Almost half of IT managers are fed up because they have to buy more storage than they need, according to research by Vanson Bourne.

In a study commissioned by web hosting specialist Hostway, forty four percent of those surveyed admitted that, despite wanting only to sensibly invest in extra capacity for the future growth of stored data, they are often forced into purchasing storage that is superfluous.

According to the research, an average UK company has 38 percent of its total storage unused, which equates to wasting hundreds of thousands of pounds on unused storage capacity.

The research also showed that 94 percent of IT managers invest in more storage than they need, despite the fact that nearly half (44 percent) of them do not feel that they should pay for something they don't immediately require.

The main reason given for this over-buying is that storage hardware is often not available in smaller, cost effective increments.
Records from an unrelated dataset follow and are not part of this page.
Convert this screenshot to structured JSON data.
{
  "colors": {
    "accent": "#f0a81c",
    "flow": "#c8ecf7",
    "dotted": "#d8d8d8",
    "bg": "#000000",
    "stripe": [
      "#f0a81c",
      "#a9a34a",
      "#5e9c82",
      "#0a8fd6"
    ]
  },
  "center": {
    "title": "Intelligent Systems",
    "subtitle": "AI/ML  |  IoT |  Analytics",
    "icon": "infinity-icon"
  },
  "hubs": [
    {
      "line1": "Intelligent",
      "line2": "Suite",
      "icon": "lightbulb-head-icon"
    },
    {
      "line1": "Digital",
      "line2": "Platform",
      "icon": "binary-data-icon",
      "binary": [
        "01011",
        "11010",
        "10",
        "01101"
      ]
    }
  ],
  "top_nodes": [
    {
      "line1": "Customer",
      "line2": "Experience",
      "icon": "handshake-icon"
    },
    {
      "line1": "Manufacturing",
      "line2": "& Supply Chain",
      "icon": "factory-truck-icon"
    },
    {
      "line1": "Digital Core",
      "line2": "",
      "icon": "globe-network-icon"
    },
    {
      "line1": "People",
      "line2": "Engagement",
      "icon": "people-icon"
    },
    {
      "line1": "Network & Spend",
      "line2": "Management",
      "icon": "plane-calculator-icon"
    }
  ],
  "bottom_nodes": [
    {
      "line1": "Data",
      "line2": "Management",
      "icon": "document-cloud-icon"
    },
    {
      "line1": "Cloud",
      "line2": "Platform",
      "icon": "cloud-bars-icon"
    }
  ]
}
"The current model of storage procurement is fundamentally flawed," said Hostway director Neil Barton.

"If an important project comes up subsequently which requires IT support then business agility can actually be reduced because funds have been absorbed by purchasing the excess storage."

The survey also found that 69 percent of IT managers are finding storage management increasingly difficult and complex, partly because the amount of data being stored by organisations has increased exponentially in recent years.

The research by Vanson Bourne surveyed 100 UK IT managers from large enterprise organisations.